Both statements are true
Both statements are false
Statement I is true, but Statement II is false
Statement I is false, but Statement II is true

The correct answer is: Statement I is true, but Statement II is false.

Statement I is true. Working capital leverage measures the responsiveness of return on equity for changes in current assets. It is calculated by dividing the return on equity by the return on assets. A higher working capital leverage ratio indicates that a company is more sensitive to changes in current assets.

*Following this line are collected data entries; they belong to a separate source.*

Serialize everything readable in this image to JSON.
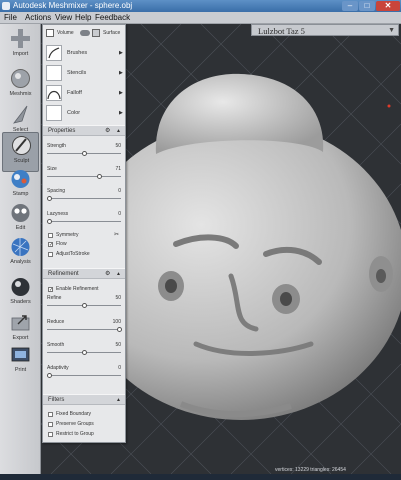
{
  "window": {
    "title": "Autodesk Meshmixer - sphere.obj",
    "minimize": "–",
    "maximize": "□",
    "close": "✕"
  },
  "menu": [
    "File",
    "Actions",
    "View",
    "Help",
    "Feedback"
  ],
  "toolbar": [
    {
      "label": "Import",
      "icon": "plus-icon"
    },
    {
      "label": "Meshmix",
      "icon": "meshmix-icon"
    },
    {
      "label": "Select",
      "icon": "select-icon"
    },
    {
      "label": "Sculpt",
      "icon": "sculpt-icon",
      "active": true
    },
    {
      "label": "Stamp",
      "icon": "stamp-icon"
    },
    {
      "label": "Edit",
      "icon": "edit-icon"
    },
    {
      "label": "Analysis",
      "icon": "analysis-icon"
    },
    {
      "label": "Shaders",
      "icon": "shaders-icon"
    },
    {
      "label": "Export",
      "icon": "export-icon"
    },
    {
      "label": "Print",
      "icon": "print-icon"
    }
  ],
  "viewport": {
    "printer": "Lulzbot Taz 5",
    "status": "vertices: 13229  triangles: 26454",
    "background": "#2e3135"
  },
  "panel": {
    "mode": {
      "volume": "Volume",
      "surface": "Surface"
    },
    "tools": [
      "Brushes",
      "Stencils",
      "Falloff",
      "Color"
    ],
    "properties": {
      "title": "Properties",
      "sliders": [
        {
          "label": "Strength",
          "value": "50",
          "pos": 0.5
        },
        {
          "label": "Size",
          "value": "71",
          "pos": 0.71
        },
        {
          "label": "Spacing",
          "value": "0",
          "pos": 0.0
        },
        {
          "label": "Lazyness",
          "value": "0",
          "pos": 0.0
        }
      ],
      "checks": [
        {
          "label": "Symmetry",
          "checked": false
        },
        {
          "label": "Flow",
          "checked": true
        },
        {
          "label": "AdjustToStroke",
          "checked": false
        }
      ]
    },
    "refinement": {
      "title": "Refinement",
      "enable": {
        "label": "Enable Refinement",
        "checked": true
      },
      "sliders": [
        {
          "label": "Refine",
          "value": "50",
          "pos": 0.5
        },
        {
          "label": "Reduce",
          "value": "100",
          "pos": 1.0
        },
        {
          "label": "Smooth",
          "value": "50",
          "pos": 0.5
        },
        {
          "label": "Adaptivity",
          "value": "0",
          "pos": 0.0
        }
      ]
    },
    "filters": {
      "title": "Filters",
      "checks": [
        {
          "label": "Fixed Boundary",
          "checked": false
        },
        {
          "label": "Preserve Groups",
          "checked": false
        },
        {
          "label": "Restrict to Group",
          "checked": false
        }
      ]
    }
  }
}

Statement II is false. The economic ordering quantity (EOQ) is the optimal quantity of an item to order in order to minimize the total costs of ordering and carrying inventory. It is calculated by using the following formula:

EOQ = √(2DC/IC)

where:

D = annual demand for the item
C = unit cost of the item
I = inventory carrying cost per unit per year

In this case, the annual demand for the item is 3,200 units, the unit cost is Rs. 6, the inventory carrying cost is 25% per annum, and the cost of one procurement is Rs. 150. Substituting these values into the formula, we get:

EOQ = √(2 * 3200 * 6 / 0.25) = 700 units

Therefore, the economic ordering quantity for this item is 700 units.